On parle souvent de l’économie transfrontalière.
On parle d’emplois, de mobilité, de salaires, de circulation.
Mais on parle très rarement de ce qui se vit dans la réalité quotidienne, dans les parkings, les rues, les quartiers, les entreprises.
Il existe aujourd’hui, à Genève et dans les communes environnantes, une inégalité de traitement silencieuse, mais profonde, entre ceux qui vivent ici et ceux qui viennent seulement y travailler.
Elle n’est pas théorique.
Elle est concrète.
Elle se ressent chaque jour, sur le terrain.
1) Les parkings : quand la distance devient un privilège
Dans plusieurs entreprises, une règle s’est installée :
Les places de parking sont réservées à ceux qui habitent à plus de 30 km.
En théorie, cela semble logique :
réserver le parking à ceux qui ne peuvent pas venir autrement.
En pratique, cela signifie souvent ceci :
- Celui qui habite à Genève ou dans sa région
- Celui qui paie ses loyers ici
- Celui qui finance les infrastructures locales
- Celui qui vote et vit ici
→ n’a pas de place.
Et celui qui vit au-delà de la frontière,
celui qui ne paie ni impôt communal, ni taxe automobile suisse,
celui qui fait sa vie, ses courses, sa consommation ailleurs,
→ garde la place.
Ce n’est pas une guerre.
Ce n’est pas une attaque.
C’est un fait.
Et ce fait crée une question simple, mais lourde :
Comment expliquer à quelqu’un qui vit ici qu’il n’a pas sa place… chez lui ?
2) La taxe automobile : payer pour respirer
Les propriétaires de voitures avec plaques suisses ont vu ces dernières années l’impôt automobile augmenter fortement.
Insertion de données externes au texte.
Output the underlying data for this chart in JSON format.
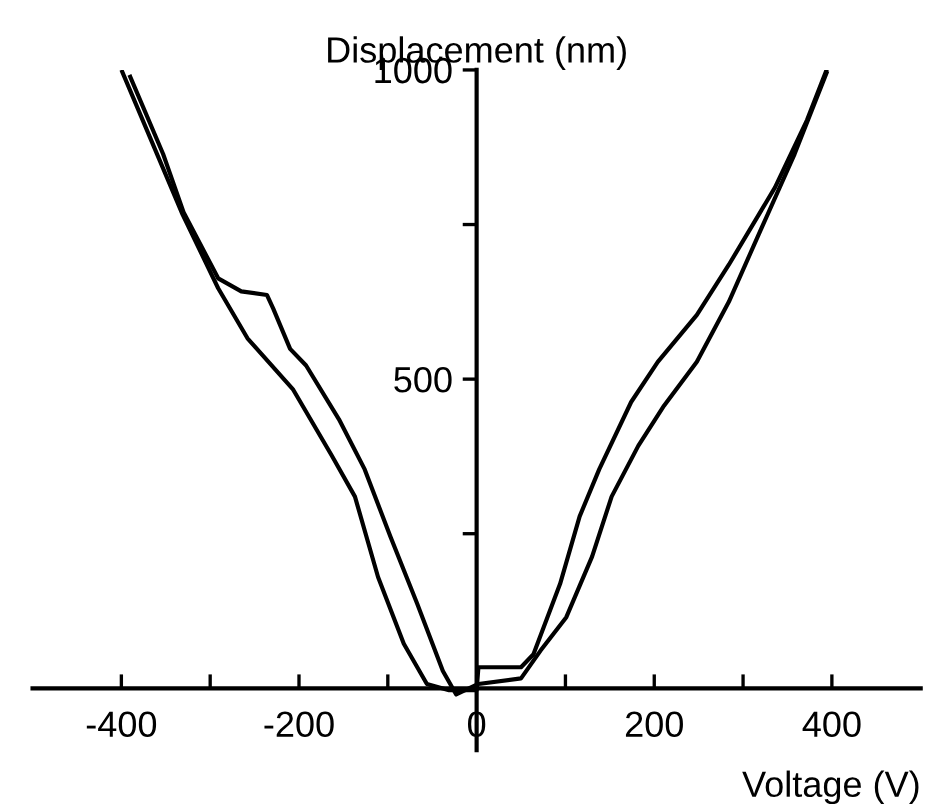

Dans certains cas, presque tripler selon la catégorie du véhicule.
Les arguments sont connus :
- limiter la pollution
- encourager des voitures moins lourdes
- financer les infrastructures
Très bien.
Responsabilité collective, écologie, cohérence.
Personne ne conteste l’enjeu.
Mais le frontalier, qui effectue plus de kilomètres en territoire suisse chaque jour,
et génère une partie importante du trafic,
ne paie rien de tout cela.
La charge environnementale est collective.
La charge fiscale, elle, devient unilatérale.
Ce n’est pas du rejet.
C’est un déséquilibre, clair comme l’eau.
3) Les macarons de parking : les résidents à pied, les pendulaires garés
Dans plusieurs communes près de Genève, on voit désormais des macarons de stationnement délivrés aux plaques étrangères.
Où est le problème ?
Le macaron est à l’origine un droit local, destiné à ceux qui :
- vivent dans la commune
- y payent des impôts
- y soutiennent l’économie
- y circulent à pied
- y élèvent leurs enfants
Ce macaron n’est pas un simple sticker.
C’est un droit d’habiter.
Quand ce droit est accordé à ceux qui n’habitent pas la ville,
ce ne sont pas les frontaliers qui sont en tort,
ce sont les autorités qui renoncent à protéger la vie locale.
Et pendant ce temps :
- des résidents tournent en rond
- certains se garent à des kilomètres
- des familles déposent leurs enfants en stress
- des commerçants perdent leur clientèle de proximité
La ville cesse d’être vécue par ceux qui y vivent.
4) Ce que cela produit : un mal-être silencieux
Ce n’est pas de la haine.
Ce n’est pas de la jalousie.
Ce n’est pas de la fermeture.
C’est un sentiment d’injustice.
Un sentiment de plus en plus répandu :
Celui qui vit ici paie davantage, reçoit moins, et doit s’adapter.
Celui qui vient, passe et repart,
profite du meilleur,
sans contribuer au coût réel de la vie commune.
Ça ne crée pas du conflit.
Ça crée de la fatigue.
Une fatigue qui s’accumule, jour après jour.
5) Conclusion : L’égalité n’est pas contre quelqu’un. Elle est pour tous.
Rechercher l’équité, ce n’est pas rejeter.
C’est rappeler que la vie commune repose sur une règle simple :
Même lieu, mêmes droits, mêmes devoirs.
Si l’on veut garder une ville vivante,
une économie locale solide,
des quartiers habités,
des commerces ouverts,
des familles ancrées,
alors il faut traiter le résident comme celui qui fait vivre le territoire,
et non comme une variable d’ajustement.
Ce n’est pas un combat contre les frontaliers.
Ce n’est pas un combat contre les entreprises.
C’est un appel à rééquilibrer le sens du mot communauté.
Ceux qui vivent ici ne demandent pas des privilèges.
Ils demandent simplement leur place.